Défis et dépendances pour l’adoption d’Open USD
L’entrée d’Open USD sur le marché fait face à une série de tests concrets auxquels la taille du consortium ne peut répondre à elle seule. L’adoption dépendra des dispositifs de réserve, de la conformité réglementaire, des intégrations réelles des partenaires après le lancement et de la demande des clients — aucun de ces éléments n’ayant encore été démontré à grande échelle.
L’annonce du jeton a toutefois ébranlé un acteur établi. L’action de Circle a chuté de 17,5 % le 30 juin, à peu près au moment de l’annonce d’Open USD, bien que les sorties de l’indice Russell aient également contribué à ce recul, rendant difficile l’isolement de l’impact précis d’OUSD sur le marché. Mizuho a abaissé sa recommandation sur Circle en invoquant la menace d’OUSD, tandis que les analystes de Bernstein ont réduit leur objectif de cours pour Circle à 140 dollars mais ont estimé que l’impact d’OUSD sur l’activité de Circle finirait par s’estomper.
Aucune activité on-chain pour l’instant
Parce qu’Open USD n’a pas été lancé, il n’y a aucune activité on-chain vérifiée, aucune capitalisation boursière en direct et aucun volume de transactions à comparer à l’USDT ou à l’USDC. Le jeton existe en tant que produit prévu, soutenu par un large consortium — c’est une base réelle, mais ce n’est pas encore une preuve de marché.
McInerney a reconnu ce manque de manière indirecte lors de la conférence sur les résultats. « Autant nous parlons des stablecoins lors de cet appel et dans d’autres forums, les stablecoins n’ont pas encore réussi à se développer au-delà de quelques cas d’usage comme les cartes liées aux stablecoins », a-t-il déclaré. C’était une observation franche de la part du PDG d’une entreprise qui exploite déjà une activité de règlement en stablecoins à un rythme annuel de 7 milliards de dollars — et un signal que le marché a encore une marge de développement significative avant qu’un nouvel entrant puisse véritablement se mesurer à la domination de l’USDT.
Visa a construit la première voie d’accès pour Open USD via sa plateforme. Elle a également clairement indiqué qu’elle soutiendra tout autre acteur qui réussira. Pour OUSD, cela signifie accéder à l’infrastructure de Visa sans obtenir le soutien exclusif de Visa — un avantage de distribution sans engagement institutionnel décisif derrière lui.
FAQ
Quelle est la stratégie de Visa concernant les stablecoins comme Open USD ?
Visa adopte une stratégie neutre, multi-coin et multi-chaîne, visant à aider les clients à se connecter à divers stablecoins sans choisir un seul gagnant. Le PDG Ryan McInerney a confirmé cette position lors de la conférence téléphonique sur les résultats du troisième trimestre fiscal du 28 juillet.
Qui soutient le consortium du stablecoin Open USD ?

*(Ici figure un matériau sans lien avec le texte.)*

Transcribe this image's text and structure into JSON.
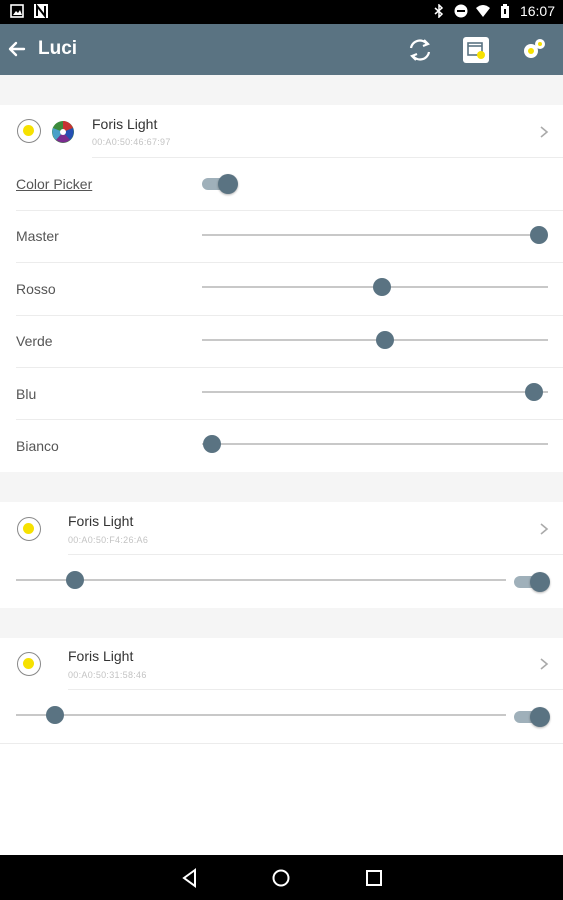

Open USD est soutenu par plus de 140 entreprises dans le monde, dont Visa, Mastercard, Stripe, Coinbase, BlackRock, BNY et Google, organisées au sein d’un consortium indépendant appelé Open Standard.
Quand Open USD sera-t-il lancé et quel est son modèle de gouvernance ?

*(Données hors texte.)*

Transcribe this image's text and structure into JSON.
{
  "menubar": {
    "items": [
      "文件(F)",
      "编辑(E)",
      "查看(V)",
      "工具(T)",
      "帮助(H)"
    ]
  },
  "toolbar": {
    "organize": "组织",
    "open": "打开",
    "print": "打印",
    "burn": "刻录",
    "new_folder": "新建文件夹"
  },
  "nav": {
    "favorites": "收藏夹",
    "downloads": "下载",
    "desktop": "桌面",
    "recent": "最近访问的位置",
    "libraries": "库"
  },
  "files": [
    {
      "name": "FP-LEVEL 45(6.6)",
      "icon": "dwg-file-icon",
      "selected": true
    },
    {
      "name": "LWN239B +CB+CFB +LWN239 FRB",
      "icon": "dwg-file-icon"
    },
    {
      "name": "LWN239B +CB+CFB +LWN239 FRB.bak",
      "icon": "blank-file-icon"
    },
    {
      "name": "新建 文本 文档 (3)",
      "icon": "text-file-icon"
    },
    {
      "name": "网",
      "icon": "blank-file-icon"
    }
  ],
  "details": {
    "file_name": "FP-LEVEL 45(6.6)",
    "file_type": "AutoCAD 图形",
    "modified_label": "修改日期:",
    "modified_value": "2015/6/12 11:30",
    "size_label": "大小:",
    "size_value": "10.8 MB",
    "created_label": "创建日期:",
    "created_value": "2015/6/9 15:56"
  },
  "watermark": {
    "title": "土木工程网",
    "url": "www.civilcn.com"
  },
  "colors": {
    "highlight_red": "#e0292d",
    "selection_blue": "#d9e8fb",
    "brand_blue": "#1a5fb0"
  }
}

Open USD doit être lancé plus tard en 2026, avec un modèle de gouvernance indépendant dirigé par les partenaires. Contrairement à l’USDT et à l’USDC, où l’entreprise émettrice contrôle la gestion des réserves, le modèle d’Open Standard redistribue les revenus de réserve aux partenaires participants. Aucune date de lancement exacte, offre initiale ou volumétrie de transactions confirmée n’a été annoncée.

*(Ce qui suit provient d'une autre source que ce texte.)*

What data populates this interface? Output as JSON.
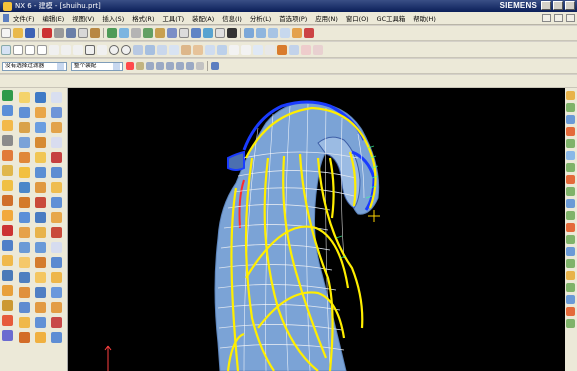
{
  "window": {
    "title": "NX 6 - 建模 - [shuihu.prt]",
    "brand": "SIEMENS"
  },
  "menu": {
    "items": [
      "文件(F)",
      "编辑(E)",
      "视图(V)",
      "插入(S)",
      "格式(R)",
      "工具(T)",
      "装配(A)",
      "信息(I)",
      "分析(L)",
      "首选项(P)",
      "应用(N)",
      "窗口(O)",
      "GC工具箱",
      "帮助(H)"
    ]
  },
  "selection_bar": {
    "filter_value": "没有选择过滤器",
    "scope_value": "整个装配"
  },
  "viewport": {
    "background": "#000000",
    "body_color": "#7ba3d6",
    "edge_color": "#1a3cff",
    "curve_color": "#ffee00",
    "accent_color": "#ff2a2a",
    "grid_color": "#dfe6f0"
  },
  "toolbar_icons": {
    "standard": [
      "new-icon",
      "open-icon",
      "save-icon",
      "undo-icon",
      "redo-icon",
      "cut-icon",
      "copy-icon",
      "paste-icon",
      "fit-icon",
      "zoom-icon",
      "pan-icon",
      "rotate-icon",
      "render-style-icon",
      "color-icon",
      "layer-icon",
      "wcs-icon"
    ],
    "sketch": [
      "line-icon",
      "arc-icon",
      "spline-icon",
      "text-icon",
      "point-icon",
      "rectangle-icon",
      "polygon-icon",
      "ellipse-icon",
      "circle-icon",
      "fillet-icon",
      "trim-icon",
      "extend-icon",
      "offset-icon",
      "mirror-icon",
      "project-icon",
      "constraint-icon"
    ],
    "left_column_count": 27
  }
}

Comment Visa intègre-t-elle Open USD dans ses services ?
Visa a lancé la Visa Stablecoin Platform le 16 juillet, offrant initialement un accès à la création, la destruction, le stockage et les transferts d’Open USD dans un environnement géré. La plateforme est également connectée aux services existants de Visa en matière de règlement en stablecoins, de cartes liées et de transferts d’argent, tout en restant compatible avec d’autres stablecoins.